Gov. Mike DeWine is trying to get Ohio students back in the classroom by March and he plans to give adults who work in classroom settings priority access to scarce doses of the coronavirus vaccine to bring that about.
Doing so will provide a substantial benefit to the Ohio economy both over the short and the long term, a panel of economists surveyed on the issue said.
The governor has usually couched his reasoning in terms of child education and development; that Ohio children are losing something vital every day that the coronavirus keeps them home.
The survey of the Ohio Economic Experts Panel published last week by Scioto Analysis asked whether panelists agreed that “Ohio’s economy will receive a substantial boost as soon as K-12 schools can be safely opened in person statewide.” Nineteen of 32 Ohio economists agreed, although some had reasons beyond child development for doing so.

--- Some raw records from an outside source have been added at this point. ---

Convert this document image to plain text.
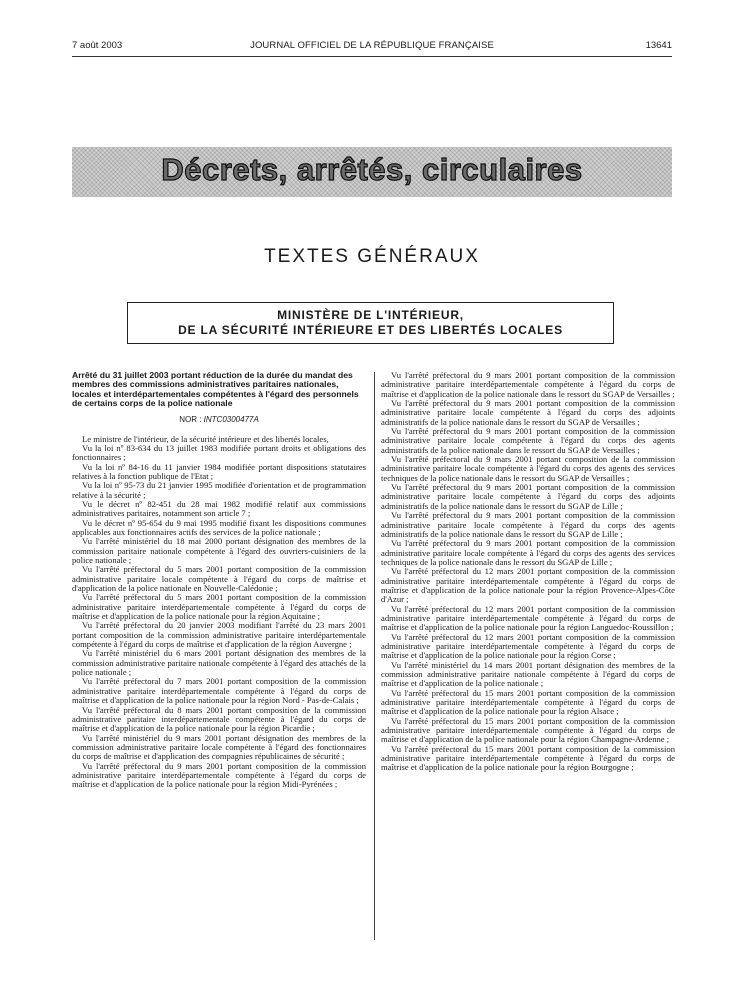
7 août 2003	JOURNAL OFFICIEL DE LA RÉPUBLIQUE FRANÇAISE	13641
Décrets, arrêtés, circulaires
TEXTES GÉNÉRAUX
MINISTÈRE DE L'INTÉRIEUR,
DE LA SÉCURITÉ INTÉRIEURE ET DES LIBERTÉS LOCALES
Arrêté du 31 juillet 2003 portant réduction de la durée du mandat des membres des commissions administratives paritaires nationales, locales et interdépartementales compétentes à l'égard des personnels de certains corps de la police nationale
NOR : INTC0300477A

Le ministre de l'intérieur, de la sécurité intérieure et des libertés locales,

Vu la loi nº 83-634 du 13 juillet 1983 modifiée portant droits et obligations des fonctionnaires ;

Vu la loi nº 84-16 du 11 janvier 1984 modifiée portant dispositions statutaires relatives à la fonction publique de l'Etat ;

Vu la loi nº 95-73 du 21 janvier 1995 modifiée d'orientation et de programmation relative à la sécurité ;

Vu le décret nº 82-451 du 28 mai 1982 modifié relatif aux commissions administratives paritaires, notamment son article 7 ;

Vu le décret nº 95-654 du 9 mai 1995 modifié fixant les dispositions communes applicables aux fonctionnaires actifs des services de la police nationale ;

Vu l'arrêté ministériel du 18 mai 2000 portant désignation des membres de la commission paritaire nationale compétente à l'égard des ouvriers-cuisiniers de la police nationale ;

Vu l'arrêté préfectoral du 5 mars 2001 portant composition de la commission administrative paritaire locale compétente à l'égard du corps de maîtrise et d'application de la police nationale en Nouvelle-Calédonie ;

Vu l'arrêté préfectoral du 5 mars 2001 portant composition de la commission administrative paritaire interdépartementale compétente à l'égard du corps de maîtrise et d'application de la police nationale pour la région Aquitaine ;

Vu l'arrêté préfectoral du 20 janvier 2003 modifiant l'arrêté du 23 mars 2001 portant composition de la commission administrative paritaire interdépartementale compétente à l'égard du corps de maîtrise et d'application de la région Auvergne ;

Vu l'arrêté ministériel du 6 mars 2001 portant désignation des membres de la commission administrative paritaire nationale compétente à l'égard des attachés de la police nationale ;

Vu l'arrêté préfectoral du 7 mars 2001 portant composition de la commission administrative paritaire interdépartementale compétente à l'égard du corps de maîtrise et d'application de la police nationale pour la région Nord - Pas-de-Calais ;

Vu l'arrêté préfectoral du 8 mars 2001 portant composition de la commission administrative paritaire interdépartementale compétente à l'égard du corps de maîtrise et d'application de la police nationale pour la région Picardie ;

Vu l'arrêté ministériel du 9 mars 2001 portant désignation des membres de la commission administrative paritaire locale compétente à l'égard des fonctionnaires du corps de maîtrise et d'application des compagnies républicaines de sécurité ;

Vu l'arrêté préfectoral du 9 mars 2001 portant composition de la commission administrative paritaire interdépartementale compétente à l'égard du corps de maîtrise et d'application de la police nationale pour la région Midi-Pyrénées ;

Vu l'arrêté préfectoral du 9 mars 2001 portant composition de la commission administrative paritaire interdépartementale compétente à l'égard du corps de maîtrise et d'application de la police nationale dans le ressort du SGAP de Versailles ;

Vu l'arrêté préfectoral du 9 mars 2001 portant composition de la commission administrative paritaire locale compétente à l'égard du corps des adjoints administratifs de la police nationale dans le ressort du SGAP de Versailles ;

Vu l'arrêté préfectoral du 9 mars 2001 portant composition de la commission administrative paritaire locale compétente à l'égard du corps des agents administratifs de la police nationale dans le ressort du SGAP de Versailles ;

Vu l'arrêté préfectoral du 9 mars 2001 portant composition de la commission administrative paritaire locale compétente à l'égard du corps des agents des services techniques de la police nationale dans le ressort du SGAP de Versailles ;

Vu l'arrêté préfectoral du 9 mars 2001 portant composition de la commission administrative paritaire locale compétente à l'égard du corps des adjoints administratifs de la police nationale dans le ressort du SGAP de Lille ;

Vu l'arrêté préfectoral du 9 mars 2001 portant composition de la commission administrative paritaire locale compétente à l'égard du corps des agents administratifs de la police nationale dans le ressort du SGAP de Lille ;

Vu l'arrêté préfectoral du 9 mars 2001 portant composition de la commission administrative paritaire locale compétente à l'égard du corps des agents des services techniques de la police nationale dans le ressort du SGAP de Lille ;

Vu l'arrêté préfectoral du 12 mars 2001 portant composition de la commission administrative paritaire interdépartementale compétente à l'égard du corps de maîtrise et d'application de la police nationale pour la région Provence-Alpes-Côte d'Azur ;

Vu l'arrêté préfectoral du 12 mars 2001 portant composition de la commission administrative paritaire interdépartementale compétente à l'égard du corps de maîtrise et d'application de la police nationale pour la région Languedoc-Roussillon ;

Vu l'arrêté préfectoral du 12 mars 2001 portant composition de la commission administrative paritaire interdépartementale compétente à l'égard du corps de maîtrise et d'application de la police nationale pour la région Corse ;

Vu l'arrêté ministériel du 14 mars 2001 portant désignation des membres de la commission administrative paritaire nationale compétente à l'égard du corps de maîtrise et d'application de la police nationale ;

Vu l'arrêté préfectoral du 15 mars 2001 portant composition de la commission administrative paritaire interdépartementale compétente à l'égard du corps de maîtrise et d'application de la police nationale pour la région Alsace ;

Vu l'arrêté préfectoral du 15 mars 2001 portant composition de la commission administrative paritaire interdépartementale compétente à l'égard du corps de maîtrise et d'application de la police nationale pour la région Champagne-Ardenne ;

Vu l'arrêté préfectoral du 15 mars 2001 portant composition de la commission administrative paritaire interdépartementale compétente à l'égard du corps de maîtrise et d'application de la police nationale pour la région Bourgogne ;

Economist Vinnie Gajjala of Tiffin University argued getting students back in school will imbue them with skills to get better jobs and contribute more to the overall economy later in life.
“Schools remaining closed would reduce the lifetime earnings of the children thus lowering (gross domestic product) in the long term,” he said in the comment section of the survey. “Zoom (is) not (a) perfect substitute for in-person classes.”
For several of the other panelists, getting students back in school will boost the economy by allowing their parents to go back to work instead of staying at home caring for their kids.
“Until schools reopen, there is a limit on how many individuals can go back to work,” said University of Cincinnati economist Michael Jones. “With schools closed, the natural rate of unemployment is higher.”
Bill Costeas of Cleveland State University said the household burden of having kids not physically going to school can be a heavy one.
“Remote K-12 education is a major burden on many households, reducing labor supply as one parent (more often the mother) devotes more time to childcare/assisting with schooling,” he said.
However, the underlying damage that coronavirus has done to the economy might dampen some of the benefits of getting kids back in school.
“Many parents would be available for outside jobs if they no longer had to baby-sit and home-school their children,” Michael Myler University of Mount Union said. “But that does not mean that an outside job is available for them.”
Yet another economist said the direct, immediate economic benefit from reopening Ohio schools — and the additional public spending that would entail — would be almost imperceptible.
“It will be a tiny boost, but impossible to measure change in the rest of the economy from such a tiny increase in spending,” Jonathan Andreas of Bluffton University wrote. “It is good, not ‘as soon as’ it happens, but because it should boost long-run productivity, the main purpose of education.”